Кряхтя, опираясь о посох, со стоном встал с колен и, в ночной рубахе, босой, приник к двери, без звука приоткрыв ее на узкую щель (с малолетства умел, сильно сжав дверь или оконную раму, приказать им не скрипеть — и они повиновались, давая быть подслуху и подсмотру).

Так и есть: слуги — Прошка и его шурин, Ониська, знающий красивопись, закусывают калачами и сплетки про него накручивают. Ониська, новый человек в покоях, слушал, а Прошка разорялся почем зря — да еще о чем, негодник? О царских болячках! О том, что каждую ночь царь парит ноги в окропе, где растворены горчица, мята, лимон и какая-то алоя, а эта алоя растет в особой кадке на Сытном дворе и была подарена Салтанкул-мурзой, пока тот, собака, к крымчакам не перекинулся, хотя опосля и был выкран, привезен в Москву и посажен на кол.

— А через день царь в бочке сидеть изволит — там горячая вода с солью из святых палестин... Вода густая, что твоя сметана, шипуча, обжигуча, фырчет и пузырится...

— А чего с ноги? Раны, что ль? — спросил Ониська, подливая себе квас и разламывая калач, на что Прошка важно оживился:
— Какое там! У царя хидагра, еле ковыляет, вскорости ходить не сможет, солями просолился наскрозь... Перченое да соленое охотно кушал, к этому его прежняя змея-жена Темрюковна, черкеска проклятая, привадила... Она его и на опришню навела! Страм один, говорит, у нас в Кваквазе каждый княжонок свое войско имеет, а у тебя, великого владыки необъятных земель и неисчислимых толп, даже и двух дюжин верных дружинников не наберётся!

Ониська захлопал глазами:
— Где? На ква-ква... Это чего того?

Прошка сгреб и закинул в рот крошки со стола:
— А! Это там, далеко... где брадатые люди бесчинства творят... Вот с того и пошла эта кутерьма — набрал тьму молодцов: это-де мои верные государевы люди, опричь их мне ни опоры, ни доверия нет. А все другие — земщина, погана и продажна, топчи ее, стриги как овцу, полосуй палашами, мордуй по-всякому! Так-то и пошла мясобойня! А еще царь часто лишаями идет — на спине гнойник надысь вылупился важный...

На это Ониська перекрестился:
— Господи Иисусе Христе! А чего?

Прошка вытянул ноги на лавку:
— А кто ж его знает! Дохтур Елисей, нехристь, что царя пользует, ну, немчин, звездная гляделка, без него царь никуда ногой, так тот немчин сказал мне на ухо, чтобы я царскую одежу сам особо не трогал и только одной какой-нибудь портомое на стирку и полоскалку давал. А почему — не сказывал: так делай, говорит, здоровее будешь.
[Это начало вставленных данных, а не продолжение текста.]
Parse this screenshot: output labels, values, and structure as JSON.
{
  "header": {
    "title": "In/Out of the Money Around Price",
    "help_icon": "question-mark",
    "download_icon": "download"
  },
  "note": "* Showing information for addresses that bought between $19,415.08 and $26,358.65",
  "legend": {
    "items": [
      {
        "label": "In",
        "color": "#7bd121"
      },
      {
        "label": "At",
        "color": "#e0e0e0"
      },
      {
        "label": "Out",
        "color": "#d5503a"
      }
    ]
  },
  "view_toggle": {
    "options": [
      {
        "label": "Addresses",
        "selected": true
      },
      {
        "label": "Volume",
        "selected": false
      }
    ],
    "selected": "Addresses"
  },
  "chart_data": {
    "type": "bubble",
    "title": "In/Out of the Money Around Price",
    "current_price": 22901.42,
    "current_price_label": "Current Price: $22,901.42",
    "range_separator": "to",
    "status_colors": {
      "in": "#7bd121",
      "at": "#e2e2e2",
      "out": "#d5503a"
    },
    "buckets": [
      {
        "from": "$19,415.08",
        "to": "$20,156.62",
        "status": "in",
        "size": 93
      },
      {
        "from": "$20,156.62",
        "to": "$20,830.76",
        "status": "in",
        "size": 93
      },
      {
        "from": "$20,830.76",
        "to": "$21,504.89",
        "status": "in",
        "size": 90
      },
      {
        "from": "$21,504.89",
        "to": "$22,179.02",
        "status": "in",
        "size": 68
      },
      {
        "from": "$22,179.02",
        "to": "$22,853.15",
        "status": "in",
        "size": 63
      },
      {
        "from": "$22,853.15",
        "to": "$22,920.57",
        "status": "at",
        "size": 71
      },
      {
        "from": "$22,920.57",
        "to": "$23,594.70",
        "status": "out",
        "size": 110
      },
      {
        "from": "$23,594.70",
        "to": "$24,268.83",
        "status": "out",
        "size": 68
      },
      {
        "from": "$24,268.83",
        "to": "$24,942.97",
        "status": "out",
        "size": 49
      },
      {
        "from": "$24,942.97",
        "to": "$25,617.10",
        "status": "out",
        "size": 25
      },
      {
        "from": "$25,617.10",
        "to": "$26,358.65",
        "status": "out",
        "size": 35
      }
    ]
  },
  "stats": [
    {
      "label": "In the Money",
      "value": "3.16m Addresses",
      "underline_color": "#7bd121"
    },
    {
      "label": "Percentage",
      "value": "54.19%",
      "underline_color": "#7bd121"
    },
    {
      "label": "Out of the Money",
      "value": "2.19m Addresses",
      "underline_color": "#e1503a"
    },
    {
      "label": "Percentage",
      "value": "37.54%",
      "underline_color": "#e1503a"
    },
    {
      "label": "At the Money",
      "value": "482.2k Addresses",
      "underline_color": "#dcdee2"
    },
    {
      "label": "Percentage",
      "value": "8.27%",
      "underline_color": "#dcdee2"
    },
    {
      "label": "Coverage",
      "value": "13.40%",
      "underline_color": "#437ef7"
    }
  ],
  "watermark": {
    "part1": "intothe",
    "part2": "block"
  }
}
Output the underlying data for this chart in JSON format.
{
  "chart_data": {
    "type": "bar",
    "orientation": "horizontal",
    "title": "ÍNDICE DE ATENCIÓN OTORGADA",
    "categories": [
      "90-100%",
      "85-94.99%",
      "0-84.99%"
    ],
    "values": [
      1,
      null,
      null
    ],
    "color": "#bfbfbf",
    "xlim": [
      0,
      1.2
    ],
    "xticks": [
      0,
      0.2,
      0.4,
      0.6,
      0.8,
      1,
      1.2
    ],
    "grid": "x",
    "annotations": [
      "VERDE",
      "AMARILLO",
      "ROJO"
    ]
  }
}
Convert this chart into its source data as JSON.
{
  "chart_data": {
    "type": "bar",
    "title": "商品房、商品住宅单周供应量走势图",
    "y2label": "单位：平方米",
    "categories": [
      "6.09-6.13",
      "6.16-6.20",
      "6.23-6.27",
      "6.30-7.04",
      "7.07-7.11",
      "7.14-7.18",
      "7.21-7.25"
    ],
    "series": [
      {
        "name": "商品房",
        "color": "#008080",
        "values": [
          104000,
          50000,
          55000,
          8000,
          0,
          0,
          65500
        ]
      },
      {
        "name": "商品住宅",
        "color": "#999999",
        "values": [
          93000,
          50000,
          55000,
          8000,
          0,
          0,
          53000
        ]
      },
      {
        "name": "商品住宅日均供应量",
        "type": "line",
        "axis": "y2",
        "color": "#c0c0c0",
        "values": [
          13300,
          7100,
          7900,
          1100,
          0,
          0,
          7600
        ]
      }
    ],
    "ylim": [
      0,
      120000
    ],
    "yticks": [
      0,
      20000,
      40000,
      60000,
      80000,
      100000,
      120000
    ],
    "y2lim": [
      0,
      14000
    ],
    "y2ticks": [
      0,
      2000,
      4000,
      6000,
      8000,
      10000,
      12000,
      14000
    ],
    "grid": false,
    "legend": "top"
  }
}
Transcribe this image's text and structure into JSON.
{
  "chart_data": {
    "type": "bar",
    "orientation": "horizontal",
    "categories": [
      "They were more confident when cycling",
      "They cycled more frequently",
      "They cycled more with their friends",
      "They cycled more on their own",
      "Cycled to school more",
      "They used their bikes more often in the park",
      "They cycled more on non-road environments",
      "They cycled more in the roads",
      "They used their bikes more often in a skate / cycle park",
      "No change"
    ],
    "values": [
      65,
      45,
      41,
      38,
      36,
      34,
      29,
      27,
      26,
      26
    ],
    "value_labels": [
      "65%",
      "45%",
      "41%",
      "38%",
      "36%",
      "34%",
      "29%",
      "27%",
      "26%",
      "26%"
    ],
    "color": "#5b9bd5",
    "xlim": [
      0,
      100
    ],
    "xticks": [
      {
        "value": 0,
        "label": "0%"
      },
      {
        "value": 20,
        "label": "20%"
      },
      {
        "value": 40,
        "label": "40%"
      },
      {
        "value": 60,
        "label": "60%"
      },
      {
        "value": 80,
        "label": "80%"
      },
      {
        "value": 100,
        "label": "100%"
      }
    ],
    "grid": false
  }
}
А главное, велел ту портомою ему потом показать. Неспроста сие!

Со двора донеслись скрипы колес и крики возниц.

Прошка кинулся к окну, поглядел:
— Зерно на мукомольню повезли... — Вернулся на лавку. — Всем хорош наш государь, только вшей не терпит, за каждую по мордасам брязгает... А как их извести, когда их — чертова пропасть? И площиц, и мокриц, и гладышей, и слепняков, и тараканов! Все они нам Господом в наказание дадены, и как нам теперя? А он — нет, ярится, рубахи меняет по пяти раз на дню... Зело брезглив стал: чуть увидит вошь или клопа — сразу мне по рогам чем
попало хлещет, будто я их напускаю! А намедни Федьку-кухаря за таракана в каше тыкнул в лягву ножом до крови и в придачу мышь дохлую сожрать заставил.

— Сожрал, чего? — застыл Ониська, отложив калач.

— Сожрешь, когда над тобой ослоп громовой завис!

Ониська сказал, что против вшей он защиты не знает, но против тараканов есть верное дело: у них в деревне старик Митрич умеет заговором эту нечисть выводить: берет березовый веник, входит в избу, шепчет что-то, обметывает пол, стены, вещи. После веник в угол ставит, тараканы на него сползаются, и через ночь веник шевелится, аки пчелиный рой, — его тут же с молитвой надо в печь кидать, он с треском вспыхнет, вонючим дымом обдаст —
и все! Верное дело.

Про тараканов надо запомнить.

Стоять босому стало холодно, вернулся в постели.

Лежал между сном и явью, вздремывая и урывками думая о том, что в этих докучных попыхах по устройству день с ночью местами поменялись.

До полудня отсыпался, от постылых дел прячась и веля всех гнать взашей, в Москву переправлять, где оставленная им Удельная дума — Нагие, Годуновы, Курлятевы, Безнины, Черемисиновы — вершила главные дела и следила за Семионом Бекбулатовичем, хотя сия покорная овца никогда не взбрыкнет — от нее, кроме пуков и рыгов, ожидать нечего. Этот татарский князь, Сеин-Булат-хан, потомок Чингисхана, в крещении Симеон, а царь называл на свой лад — Семион, был выбран им в местоблюстители и посажен на трон как за родовитость, так и за кроткий нрав, добрую душу и верное сердце, не способное на большие подлости, а в малых мы все замешаны...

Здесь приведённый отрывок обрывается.